Es ist einfach sehr ungewöhnlich, von einer jungen Frau zu lesen, die es wagt, sich auf einem Shiff als Junge zu vekleiden, wobei ihr das ganze Wissen, was sie von ihrem Vater bzw. von den Lehrern, die er für ihre Ausbildung angeheuert hat, gelernt hat, sehr nützlich war.
Sehr interessant war es dann auch, wie die Handlung weiterging, als der Lieutenant erfahren hat, dass der Schiffsjunge in Wirklichkeit kein Junge, sondern ein Mädchen war! Catherine – als Schiffsjunge bekannt als Cato – war sein „Äffchen“, denn schon bevor er herausfand, dass sie ein Mädchen ist, wurde sie von den Seeleuten so bezeichnet.

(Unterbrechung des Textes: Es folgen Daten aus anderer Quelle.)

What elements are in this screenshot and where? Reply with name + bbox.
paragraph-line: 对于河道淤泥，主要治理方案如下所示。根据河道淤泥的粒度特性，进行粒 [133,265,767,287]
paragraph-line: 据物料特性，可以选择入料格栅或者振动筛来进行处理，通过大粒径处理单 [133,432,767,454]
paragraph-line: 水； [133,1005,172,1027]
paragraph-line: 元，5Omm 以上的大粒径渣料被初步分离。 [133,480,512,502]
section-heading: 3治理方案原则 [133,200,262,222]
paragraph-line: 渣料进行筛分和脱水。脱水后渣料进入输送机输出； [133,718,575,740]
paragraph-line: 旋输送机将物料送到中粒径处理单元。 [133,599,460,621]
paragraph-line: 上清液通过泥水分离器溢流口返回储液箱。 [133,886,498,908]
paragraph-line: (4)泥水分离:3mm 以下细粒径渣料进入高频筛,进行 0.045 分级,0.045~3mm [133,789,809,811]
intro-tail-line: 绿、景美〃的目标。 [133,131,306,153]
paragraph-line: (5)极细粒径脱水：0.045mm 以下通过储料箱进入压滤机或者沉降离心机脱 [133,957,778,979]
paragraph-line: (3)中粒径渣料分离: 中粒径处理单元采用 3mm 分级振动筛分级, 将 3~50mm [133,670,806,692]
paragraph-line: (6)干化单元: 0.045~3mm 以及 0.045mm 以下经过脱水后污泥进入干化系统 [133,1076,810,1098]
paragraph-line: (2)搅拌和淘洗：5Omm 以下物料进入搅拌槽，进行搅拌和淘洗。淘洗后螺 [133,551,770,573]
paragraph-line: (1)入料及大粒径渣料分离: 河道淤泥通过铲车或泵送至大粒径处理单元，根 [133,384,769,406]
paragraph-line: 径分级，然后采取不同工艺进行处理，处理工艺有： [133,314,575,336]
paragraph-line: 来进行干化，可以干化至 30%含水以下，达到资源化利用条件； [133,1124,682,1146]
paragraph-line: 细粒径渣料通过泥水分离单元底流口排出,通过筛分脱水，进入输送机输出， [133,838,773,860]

Anfangs habe ich gedacht, ich würde eine Geschichte, die sich auf eine Schiff abspielt, nicht interessant finden können, doch jetzt kann ich sagen, dass sie mir – vielleicht gerade deswegen – sehr gefallen hat. Es war vor allem eine ganz andere Kulisse, als die, die man gewohnt ist. Außerdem hat es das Abenteuergefühl noch verstärkt.

Was mir in diesem Buch sehr gefehlt hat, war der Bezug zu Gott. Bei Büchern aus christlichen Verlagen erwarte ich, dass sie auch christlich geprägt sind, was hier aber gar nicht der Fall war.

Ich bin zu dem Schluss gekommen, dass Der Korsar und das Mädchen nicht das beste Buch von Elisabeth Büchle ist, aber es ist auf jeden Fall lesenswert! Dieser Roman ist sehr unterhaltsam, spannend, aber auch informativ. Eine Leseempfehlung, die von mir 4 von 5 Sterne bekommt.

Einen herzlichen Dank an den Gerth Medien Verlag für das Rezensionsexemplar!